それでも、彼女の声は僕の拒絶に反抗した。


「だって…」


風鈴が激しく音を鳴らした。

温い風が僕の汗を吹き飛ばすような勢いで病室に入ってくる。

彼女の短い髪が揺れる。

彼女は落ち着いて目をつぶり、しばらくして僕を見つめて微笑んだ。

彼女の表情は、不思議な程淋しそうで、不思議な程嬉しそうだった。


「だって隼人くんは、私が***したから瀕死の状態でここに運ばれて来たんだよ?」


息が止まるような錯覚。

幻で喉が詰まったような、息苦しさに襲われる。

違うと信じていた。

サンドラちゃんじゃないと願っていた。

彼女の笑顔には、一度見たことがあると思いたくはなかった。

デジャヴを信じ、デジャヴを呪っていた。

そこで彼女は力無く喉から声を搾り出した。


「だから、私を忘れてよ…。
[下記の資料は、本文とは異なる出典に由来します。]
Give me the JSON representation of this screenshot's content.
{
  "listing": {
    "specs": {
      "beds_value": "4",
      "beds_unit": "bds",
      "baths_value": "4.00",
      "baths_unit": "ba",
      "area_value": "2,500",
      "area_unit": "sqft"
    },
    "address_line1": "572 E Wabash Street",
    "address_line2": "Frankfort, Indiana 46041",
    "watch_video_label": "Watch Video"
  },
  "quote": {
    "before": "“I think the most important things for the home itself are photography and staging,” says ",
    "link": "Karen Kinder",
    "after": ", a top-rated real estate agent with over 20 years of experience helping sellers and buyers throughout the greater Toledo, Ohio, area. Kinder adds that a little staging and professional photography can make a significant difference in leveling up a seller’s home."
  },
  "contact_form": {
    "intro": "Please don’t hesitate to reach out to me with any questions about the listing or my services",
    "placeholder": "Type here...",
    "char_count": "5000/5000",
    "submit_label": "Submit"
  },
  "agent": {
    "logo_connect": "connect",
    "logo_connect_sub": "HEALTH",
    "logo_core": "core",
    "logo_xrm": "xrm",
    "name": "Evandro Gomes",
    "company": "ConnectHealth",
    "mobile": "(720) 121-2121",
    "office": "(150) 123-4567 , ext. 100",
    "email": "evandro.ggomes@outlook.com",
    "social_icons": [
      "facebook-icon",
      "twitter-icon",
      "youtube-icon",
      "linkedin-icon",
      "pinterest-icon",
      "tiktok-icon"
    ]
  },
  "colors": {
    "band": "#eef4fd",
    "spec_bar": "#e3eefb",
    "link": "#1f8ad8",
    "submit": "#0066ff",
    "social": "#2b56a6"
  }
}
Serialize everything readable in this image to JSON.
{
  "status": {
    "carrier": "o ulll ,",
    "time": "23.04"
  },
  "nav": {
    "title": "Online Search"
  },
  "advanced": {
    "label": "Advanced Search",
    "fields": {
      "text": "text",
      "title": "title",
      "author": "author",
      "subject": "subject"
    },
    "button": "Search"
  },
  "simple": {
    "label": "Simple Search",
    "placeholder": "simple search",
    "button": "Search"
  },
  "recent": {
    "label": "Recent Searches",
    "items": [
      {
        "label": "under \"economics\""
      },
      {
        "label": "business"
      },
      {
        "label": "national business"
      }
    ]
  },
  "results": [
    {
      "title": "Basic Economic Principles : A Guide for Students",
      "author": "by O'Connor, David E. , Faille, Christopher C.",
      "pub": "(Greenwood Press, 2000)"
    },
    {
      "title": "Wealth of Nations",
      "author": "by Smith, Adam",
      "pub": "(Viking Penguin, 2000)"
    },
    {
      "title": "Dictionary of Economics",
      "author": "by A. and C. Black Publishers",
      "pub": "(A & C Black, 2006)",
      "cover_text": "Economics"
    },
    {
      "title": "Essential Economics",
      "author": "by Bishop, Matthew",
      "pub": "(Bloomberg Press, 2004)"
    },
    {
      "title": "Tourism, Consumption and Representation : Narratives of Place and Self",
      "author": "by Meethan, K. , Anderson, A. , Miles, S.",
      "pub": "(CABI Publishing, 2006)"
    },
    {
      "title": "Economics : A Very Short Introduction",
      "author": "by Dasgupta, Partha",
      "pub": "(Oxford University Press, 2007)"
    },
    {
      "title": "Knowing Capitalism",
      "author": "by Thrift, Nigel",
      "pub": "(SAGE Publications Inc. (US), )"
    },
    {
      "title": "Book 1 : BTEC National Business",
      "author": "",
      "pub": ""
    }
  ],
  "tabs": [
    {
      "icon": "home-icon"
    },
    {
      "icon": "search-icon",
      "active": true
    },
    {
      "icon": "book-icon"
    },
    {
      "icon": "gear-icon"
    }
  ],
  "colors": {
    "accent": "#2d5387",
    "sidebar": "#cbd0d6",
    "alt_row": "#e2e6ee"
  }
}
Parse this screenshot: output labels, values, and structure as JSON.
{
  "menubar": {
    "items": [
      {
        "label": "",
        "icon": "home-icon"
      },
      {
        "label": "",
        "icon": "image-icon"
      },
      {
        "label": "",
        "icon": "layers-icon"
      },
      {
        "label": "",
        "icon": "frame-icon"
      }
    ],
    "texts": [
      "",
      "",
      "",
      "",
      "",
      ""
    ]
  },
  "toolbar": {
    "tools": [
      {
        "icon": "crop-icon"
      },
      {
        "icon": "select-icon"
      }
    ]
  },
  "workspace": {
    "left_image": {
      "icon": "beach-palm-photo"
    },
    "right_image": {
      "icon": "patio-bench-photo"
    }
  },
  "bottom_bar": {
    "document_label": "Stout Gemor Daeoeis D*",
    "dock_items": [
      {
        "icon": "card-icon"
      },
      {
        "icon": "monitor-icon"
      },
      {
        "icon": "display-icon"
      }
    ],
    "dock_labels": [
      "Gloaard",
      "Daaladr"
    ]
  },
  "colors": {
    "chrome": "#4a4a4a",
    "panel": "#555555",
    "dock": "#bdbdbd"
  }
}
私の事を忘れて、静かに幸せになって。私は孤独の象徴なんだから、心配しなくてもいいから。じゃあ、もう出てって貰っていいかな」


僕の前で揺れる視界だけが、僕の存在を象徴しているようで、僕はただその現実から必死に目を逸らすことしか出来なかった。


これは暑い暑い夏の日の出来事であった。